When the rut is cranking, getting your eyes, and even your sights, on a big buck is comparatively easy. But at this phase of the season, when whitetails are in transition and the crazy action is sparse, you need to do as much scouting as hunting. And you need to pay very close attention to the details, especially changing food sources and new buck sign.

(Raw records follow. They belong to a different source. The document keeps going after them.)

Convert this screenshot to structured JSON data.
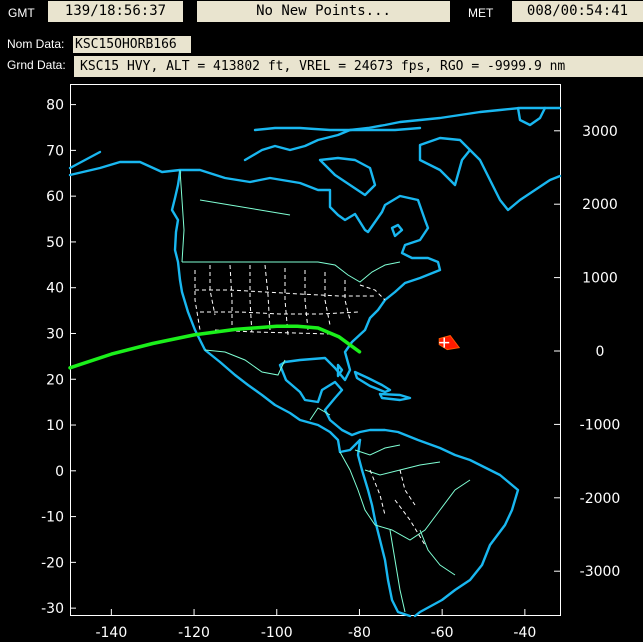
{
  "header": {
    "gmt_label": "GMT",
    "gmt_value": "139/18:56:37",
    "status": "No New Points...",
    "met_label": "MET",
    "met_value": "008/00:54:41"
  },
  "nom_data": {
    "label": "Nom Data:",
    "value": "KSC15OHORB166"
  },
  "grnd_data": {
    "label": "Grnd Data:",
    "value": "KSC15 HVY, ALT = 413802 ft, VREL = 24673 fps, RGO = -9999.9 nm"
  },
  "map": {
    "lon_ticks": [
      "-140",
      "-120",
      "-100",
      "-80",
      "-60",
      "-40"
    ],
    "lat_ticks": [
      "80",
      "70",
      "60",
      "50",
      "40",
      "30",
      "20",
      "10",
      "0",
      "-10",
      "-20",
      "-30"
    ],
    "range_ticks": [
      "3000",
      "2000",
      "1000",
      "0",
      "-1000",
      "-2000",
      "-3000"
    ],
    "colors": {
      "coast": "#19b7f0",
      "borders": "#7fffd4",
      "states": "#ffffff",
      "track": "#1bf01b",
      "marker": "#ff1a00"
    },
    "track_points": [
      [
        -150,
        22.5
      ],
      [
        -140,
        25.5
      ],
      [
        -130,
        27.8
      ],
      [
        -120,
        29.7
      ],
      [
        -110,
        30.9
      ],
      [
        -100,
        31.6
      ],
      [
        -95,
        31.6
      ],
      [
        -90,
        31.2
      ],
      [
        -85,
        29.3
      ],
      [
        -80,
        26.0
      ]
    ],
    "marker": {
      "lon": -59.5,
      "lat": 28.0
    }
  }
}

This week, South-central reporter Brandon Ray stressed the importance of natural food sources. After last year’s drought, rains have vastly improved conditions across much of Texas’ whitetail range, and food sources are so abundant, Ray says bucks are even avoiding feeders to dine on browse and other natural foods. This behavior speaks to something that I’ve always found fascinating about whitetails: they evolved to eat certain foods native to their area and their bodies tell them when they need those foods. I don’t care if you throw shelled corn or plant beans, clover, and brassicas–for they most part, they are going for the natural buffet. So if you don’t know the native foods in your area, learn them pronto or you will always be a step behind the deer.

This point was backed up in other reports this week. South reporter Eric Bruce wrote that acorns and soft mast were attracting whitetails in his region, and Mid-South correspondent Will Brantley also noted that red- and white-oak acorns were affecting deer movement in his territory. Brantley also pointed out that bucks are in transition mode; bachelor groups are breaking up, which means more bucks are dispersing to fall ranges and traveling solo. It can take some additional scouting to locate the haunts of these bucks if you plan on encountering them in the weeks ahead. Two tips for finding them: keep tabs on the very latest available food sourced, and look for rubs.

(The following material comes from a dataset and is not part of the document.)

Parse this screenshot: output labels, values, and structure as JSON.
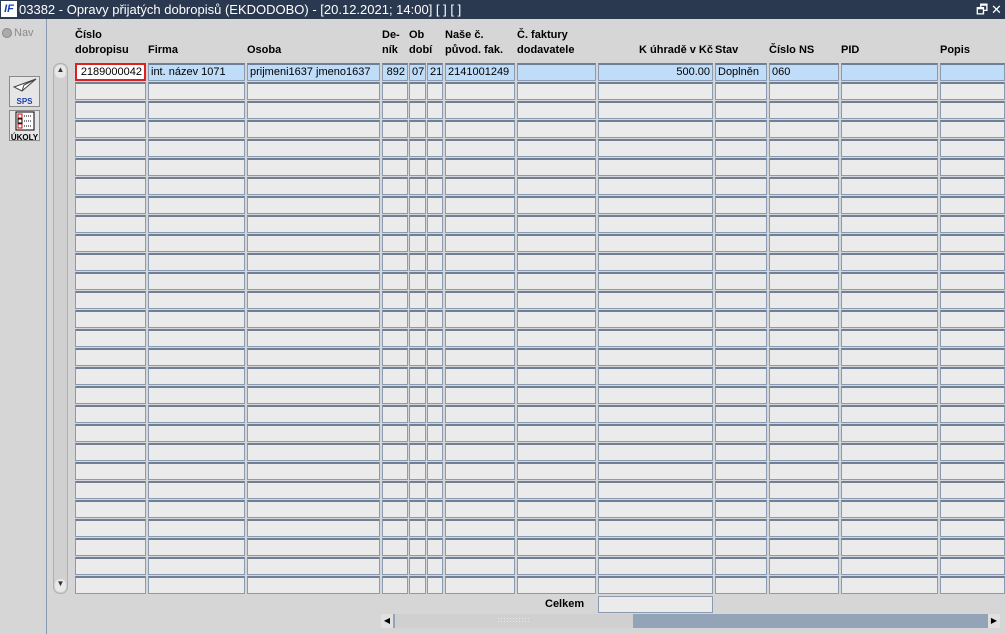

Speaking of rubs, Northeast reporter Mike Bleech noted that while rubs are being seen in his area, they are not occurring in large numbers. This is very typical for the time of year, especially when the acorn crop is spotty, which it is in many areas this fall. But remember, just because you aren’t seeing rubs in an area right now, doesn’t mean you should cross it off your list of potential hotspots in the weeks ahead. Just this evening, in fact, I was heading to a stand when I noticed a fresh rub in an area that held none earlier. I made a note to check for further rubs on my next scouting pass through that area. That trick has often put me on to a buck that suddenly takes up residence in a new spot, or simply decides to show himself off a little more. Keep scouting!